# Advice on Watermark/Signature



## thomascoe (Jan 2, 2011)

I spent a while the other day making myself a watermark to put in the bottom right of my photos when I upload them online, but I'm still not sure how much I like it so far... Something just doesn't look quite right to me, I would love any input on improvements I could make to it.

Here's the watermark:



watermark by thomascoe, on Flickr

And here are two pictures with the watermark applied:



DSC_0318 by thomascoe, on Flickr




DSC_0379 by thomascoe, on Flickr

I'm not sure about the white "glow" effect behind it, maybe it should be an oval shape instead of shaped like the letters? Feel free to edit the watermark however you'd like. I can supply the original jpeg of the signature as well, if anyone wants it

EDIT: By the way, these two shots were just some random pictures from a new years party I had, that's why they're so... weird, haha


----------



## freezeman (Jan 2, 2011)

I like it just the way it is Tom. I've seen a lot worse.


----------



## Light Artisan (Jan 2, 2011)

Not a fan of the repetition... either make the signature portion more legible or skip it in my opinion.


----------



## bluetibby1 (Jan 2, 2011)

Kinda reminds me Of signing a letter or recieveing a letter for the principal or someone important! I agree with light. Make it more legible. 
Blue


----------



## thomascoe (Jan 2, 2011)

Light Artisan said:


> Not a fan of the repetition... either make the signature portion more legible or skip it in my opinion.



Yeah, my handwriting is not very legible, especially my cursive. I thought about maybe just making a new signature in Illustrator or something, but I'm not very familiar with Illustrator at all. I don't want to use a generic cursive typeface either, it just doesn't seem very personal. I'm not sure how legible it would be if I just have the handwriting.

If someone could teach me an easy way to do it in Illustrator or Photoshop that would be great! I'm also open to other suggestions if you have any idea for a totally different approach on it that still involves my name.


----------



## Dominantly (Jan 2, 2011)

I like the concept.

I use my initials that I signed on a blank PS file, and rather enjoy it's simplicity.
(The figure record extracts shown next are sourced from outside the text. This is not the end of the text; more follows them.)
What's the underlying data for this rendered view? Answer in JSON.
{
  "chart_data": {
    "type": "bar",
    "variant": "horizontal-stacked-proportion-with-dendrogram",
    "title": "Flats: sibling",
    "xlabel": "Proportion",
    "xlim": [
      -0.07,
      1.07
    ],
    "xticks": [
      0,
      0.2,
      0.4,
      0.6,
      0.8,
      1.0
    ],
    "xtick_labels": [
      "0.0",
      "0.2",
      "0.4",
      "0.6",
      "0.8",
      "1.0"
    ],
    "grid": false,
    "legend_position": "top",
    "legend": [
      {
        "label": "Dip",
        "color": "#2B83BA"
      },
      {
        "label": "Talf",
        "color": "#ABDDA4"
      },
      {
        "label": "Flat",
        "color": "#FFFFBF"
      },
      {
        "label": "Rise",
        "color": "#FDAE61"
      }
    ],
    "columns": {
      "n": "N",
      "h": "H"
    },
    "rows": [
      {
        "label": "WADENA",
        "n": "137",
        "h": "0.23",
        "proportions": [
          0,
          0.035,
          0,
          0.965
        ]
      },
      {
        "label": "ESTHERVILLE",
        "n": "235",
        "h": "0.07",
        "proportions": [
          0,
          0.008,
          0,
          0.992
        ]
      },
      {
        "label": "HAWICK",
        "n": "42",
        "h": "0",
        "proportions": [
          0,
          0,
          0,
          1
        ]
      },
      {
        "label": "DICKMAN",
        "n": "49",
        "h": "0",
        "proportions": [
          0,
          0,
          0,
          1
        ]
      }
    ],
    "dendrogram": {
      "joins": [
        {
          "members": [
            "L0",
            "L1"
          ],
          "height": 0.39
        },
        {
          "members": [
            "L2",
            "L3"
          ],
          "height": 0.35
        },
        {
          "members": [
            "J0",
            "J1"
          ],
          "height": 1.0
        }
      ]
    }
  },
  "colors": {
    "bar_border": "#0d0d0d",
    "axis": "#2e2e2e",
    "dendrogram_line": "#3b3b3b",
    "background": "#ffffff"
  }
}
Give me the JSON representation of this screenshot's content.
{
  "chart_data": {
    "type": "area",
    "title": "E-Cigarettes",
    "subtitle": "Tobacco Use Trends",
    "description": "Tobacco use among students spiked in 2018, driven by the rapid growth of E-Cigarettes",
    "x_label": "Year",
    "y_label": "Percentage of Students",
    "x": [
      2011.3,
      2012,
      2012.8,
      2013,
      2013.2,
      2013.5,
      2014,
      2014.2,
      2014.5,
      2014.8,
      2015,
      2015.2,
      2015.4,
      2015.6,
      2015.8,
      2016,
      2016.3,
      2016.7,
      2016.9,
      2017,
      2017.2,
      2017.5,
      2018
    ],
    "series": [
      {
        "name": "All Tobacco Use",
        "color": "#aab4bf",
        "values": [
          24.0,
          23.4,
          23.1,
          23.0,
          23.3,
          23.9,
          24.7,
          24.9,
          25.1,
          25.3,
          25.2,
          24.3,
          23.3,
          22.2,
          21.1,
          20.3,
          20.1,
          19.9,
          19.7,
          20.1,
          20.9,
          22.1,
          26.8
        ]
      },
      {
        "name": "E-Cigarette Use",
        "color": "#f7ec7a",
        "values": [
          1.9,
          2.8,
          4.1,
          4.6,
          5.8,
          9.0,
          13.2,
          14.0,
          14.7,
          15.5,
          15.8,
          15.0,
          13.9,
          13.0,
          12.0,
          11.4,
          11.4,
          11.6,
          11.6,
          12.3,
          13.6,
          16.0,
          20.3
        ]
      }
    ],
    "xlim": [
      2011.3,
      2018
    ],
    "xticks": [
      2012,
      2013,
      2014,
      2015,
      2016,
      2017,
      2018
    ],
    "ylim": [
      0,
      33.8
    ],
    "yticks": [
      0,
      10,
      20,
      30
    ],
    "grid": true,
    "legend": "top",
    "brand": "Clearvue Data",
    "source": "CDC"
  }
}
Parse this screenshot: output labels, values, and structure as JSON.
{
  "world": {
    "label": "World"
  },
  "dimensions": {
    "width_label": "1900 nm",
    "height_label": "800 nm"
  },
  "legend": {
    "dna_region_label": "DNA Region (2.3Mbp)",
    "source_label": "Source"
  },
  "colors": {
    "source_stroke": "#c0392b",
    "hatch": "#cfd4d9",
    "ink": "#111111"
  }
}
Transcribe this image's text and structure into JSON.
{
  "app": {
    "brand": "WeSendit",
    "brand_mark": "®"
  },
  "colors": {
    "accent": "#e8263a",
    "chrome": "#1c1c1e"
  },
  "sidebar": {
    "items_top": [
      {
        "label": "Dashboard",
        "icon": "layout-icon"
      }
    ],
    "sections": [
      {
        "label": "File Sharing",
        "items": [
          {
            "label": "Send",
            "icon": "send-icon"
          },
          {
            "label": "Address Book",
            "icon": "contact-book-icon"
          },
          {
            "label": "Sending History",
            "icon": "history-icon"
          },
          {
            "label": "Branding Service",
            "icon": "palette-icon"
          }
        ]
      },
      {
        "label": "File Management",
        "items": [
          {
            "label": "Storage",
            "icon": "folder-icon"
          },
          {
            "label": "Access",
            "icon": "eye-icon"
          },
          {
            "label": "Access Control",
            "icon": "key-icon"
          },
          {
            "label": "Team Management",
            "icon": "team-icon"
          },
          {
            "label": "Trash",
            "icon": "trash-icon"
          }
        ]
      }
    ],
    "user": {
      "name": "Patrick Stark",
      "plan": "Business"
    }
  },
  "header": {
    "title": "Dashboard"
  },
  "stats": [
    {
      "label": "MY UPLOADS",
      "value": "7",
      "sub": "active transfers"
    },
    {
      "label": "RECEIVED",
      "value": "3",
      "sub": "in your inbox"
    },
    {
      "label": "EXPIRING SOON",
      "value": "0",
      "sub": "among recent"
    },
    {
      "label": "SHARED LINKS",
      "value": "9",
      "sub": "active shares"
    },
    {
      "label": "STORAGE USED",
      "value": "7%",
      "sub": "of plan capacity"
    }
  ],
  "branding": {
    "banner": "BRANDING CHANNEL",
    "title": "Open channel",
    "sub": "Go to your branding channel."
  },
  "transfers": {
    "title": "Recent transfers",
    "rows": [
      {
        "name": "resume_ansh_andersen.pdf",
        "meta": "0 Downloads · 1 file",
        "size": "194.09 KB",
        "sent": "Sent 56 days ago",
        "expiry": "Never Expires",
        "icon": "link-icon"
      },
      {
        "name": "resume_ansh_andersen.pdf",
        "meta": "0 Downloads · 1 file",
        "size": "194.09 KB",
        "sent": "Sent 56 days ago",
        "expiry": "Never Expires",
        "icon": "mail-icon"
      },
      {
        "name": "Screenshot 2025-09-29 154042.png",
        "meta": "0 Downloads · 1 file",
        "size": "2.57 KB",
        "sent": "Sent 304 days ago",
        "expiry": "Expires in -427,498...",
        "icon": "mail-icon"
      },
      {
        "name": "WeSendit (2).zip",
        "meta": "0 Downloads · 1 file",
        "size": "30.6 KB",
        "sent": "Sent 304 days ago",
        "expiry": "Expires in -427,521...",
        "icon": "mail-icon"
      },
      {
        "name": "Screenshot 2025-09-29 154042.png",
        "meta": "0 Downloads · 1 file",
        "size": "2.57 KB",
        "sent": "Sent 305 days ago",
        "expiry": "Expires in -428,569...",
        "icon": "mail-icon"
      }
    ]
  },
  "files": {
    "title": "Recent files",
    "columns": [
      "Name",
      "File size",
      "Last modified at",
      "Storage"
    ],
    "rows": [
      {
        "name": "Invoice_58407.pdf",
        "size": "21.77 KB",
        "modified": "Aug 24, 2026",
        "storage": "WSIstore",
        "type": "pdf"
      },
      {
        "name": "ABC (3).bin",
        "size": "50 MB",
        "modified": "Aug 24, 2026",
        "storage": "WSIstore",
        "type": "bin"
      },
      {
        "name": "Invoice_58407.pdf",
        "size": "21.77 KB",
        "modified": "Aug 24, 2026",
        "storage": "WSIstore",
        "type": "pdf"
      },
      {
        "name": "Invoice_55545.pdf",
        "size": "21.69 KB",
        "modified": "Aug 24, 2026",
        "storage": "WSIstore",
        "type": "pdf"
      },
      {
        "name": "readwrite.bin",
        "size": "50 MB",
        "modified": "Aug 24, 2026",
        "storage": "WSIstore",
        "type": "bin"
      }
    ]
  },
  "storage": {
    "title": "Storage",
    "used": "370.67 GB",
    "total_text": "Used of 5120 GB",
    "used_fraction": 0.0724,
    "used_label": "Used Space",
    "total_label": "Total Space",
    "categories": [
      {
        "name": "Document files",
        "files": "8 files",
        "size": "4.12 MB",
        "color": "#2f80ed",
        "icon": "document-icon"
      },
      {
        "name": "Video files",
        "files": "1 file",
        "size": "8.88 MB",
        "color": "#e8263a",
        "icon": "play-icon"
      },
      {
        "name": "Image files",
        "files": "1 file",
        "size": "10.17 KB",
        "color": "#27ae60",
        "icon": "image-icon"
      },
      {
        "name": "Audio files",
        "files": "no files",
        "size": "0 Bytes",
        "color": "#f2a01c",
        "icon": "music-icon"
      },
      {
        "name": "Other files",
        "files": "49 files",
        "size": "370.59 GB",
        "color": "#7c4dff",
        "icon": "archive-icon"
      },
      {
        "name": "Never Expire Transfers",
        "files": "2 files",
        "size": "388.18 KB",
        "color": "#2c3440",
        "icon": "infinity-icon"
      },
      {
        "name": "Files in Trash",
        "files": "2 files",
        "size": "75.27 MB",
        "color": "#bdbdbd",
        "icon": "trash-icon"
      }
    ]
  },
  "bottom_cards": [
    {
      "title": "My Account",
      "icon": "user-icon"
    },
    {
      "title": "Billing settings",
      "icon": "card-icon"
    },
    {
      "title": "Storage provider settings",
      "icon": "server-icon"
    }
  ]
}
I too did not want a generic font, and got inspiration from the way painters will sign their initials at the bottom corner of their paintings.


----------



## HikinMike (Jan 2, 2011)

Just a thought...I wouldn't use your own signature as a watermark. I used to do the same thing until one day I realized that somebody CAN copy that and forge your documents. May not happen, but it could.


----------



## thomascoe (Jan 2, 2011)

HikinMike said:


> Just a thought...I wouldn't use your own signature as a watermark. I used to do the same thing until one day I realized that somebody CAN copy that and forge your documents. May not happen, but it could.



That's a good point, I just don't have any other good ideas for a watermark though. I think I might just make a signature in Illustrator, but make it a good bit different from my actual signature. That way my signature can't be used for something, and it would also be legible in my watermark so I wouldn't have to type it below.


----------



## Dominantly (Jan 2, 2011)

Your signature doesn't have to look like your actual signature for someone to use it. I could scribble something vaguely similar and it would pass just fine. SO don't worry about that part of it.


----------



## thomascoe (Jan 3, 2011)

If I can figure out Illustrator, I'll just try to make a legible signature with that. Does anyone have an idea how I could use the signature I have now in a watermark so that it's legible, but doesn't look repetitive?


----------



## Gruen Photo 7 Design (Jan 3, 2011)

if that is your business logo, use it


----------



## thomascoe (Jan 3, 2011)

Gruen Photo 7 Design said:


> if that is your business logo, use it



I have only started photography recently, I haven't really turned it into a "business" yet. During the school year I don't have that much spare time either, I expect I'll be able to devote much more time to this over the summer. For now, I just need a decent looking logo to put on my pictures when I post them online.


----------



## c.cloudwalker (Jan 3, 2011)

A watermark and a signature are two different things.

A watermark's main purpose is to keep honest people honest (kind of like a lock on your front door) and make it harder for crooks to steal the image (kind of like a dead bolt.) The most common one I see is a copyright symbol right smack in the middle and over most of the image. I see those used mainly by stock agencies. Photogs who sell their own stock probably do the same.

The only other use I can think of right now is to keep an editor or designer from using an image that is not finished. They can use it for placement in the overall design but a large PROOF in the middle of it reminds them that the finished product is yet to come. I use that all of the time. Used to do the same in the days of film with a large Proof stamped in the middle of the prints.

When a pro or a serious stock agency sends a photo to a potential client, the quality of the image is not in question. The client is only looking for the best image to fit his needs (how the subject matter is handled, possible crops, etc) and the watermark is not a problem. But if a non-client was to get his hands on such an image, he would have a lot of work removing the watermark. 


The signature, on the other hand, is used mostly by newbies to... feel better about themselves? In most cases they are placed in such a way that they can easily be removed by simple cropping. They can also be removed by someone with a few PS skills.

Now, in both cases, removal of the watermark or signature shows intent in breaking the copyright laws. It can help the pro but does very little to the average amateur who, most often, will not have the money to sue over the infringement. Not that suing is the only recourse but the signature is not absolutely necessary in order to prove ownership of the image and its copyright.

Just a couple things to think about.


----------



## Robin Usagani (Jan 3, 2011)

c.cloudwalker said:


> A watermark and a signature are two different things.
> 
> A watermark's main purpose is to keep honest people honest (kind of like a lock on your front door) and make it harder for crooks to steal the image (kind of like a dead bolt.) The most common one I see is a copyright symbol right smack in the middle and over most of the image. I see those used mainly by stock agencies. Photogs who sell their own stock probably do the same.
> 
> ...


 
You cant control the internet.  Your photo may end up being posted somewhere.  It would be nice to let people know where it was originated. A lot of people dont even know what exif data is.  Most of the time the exif data is stripped.  Yes it is true that it can be removed easily but that is not the point.


----------



## Bram (Jan 3, 2011)

Hard to read.


----------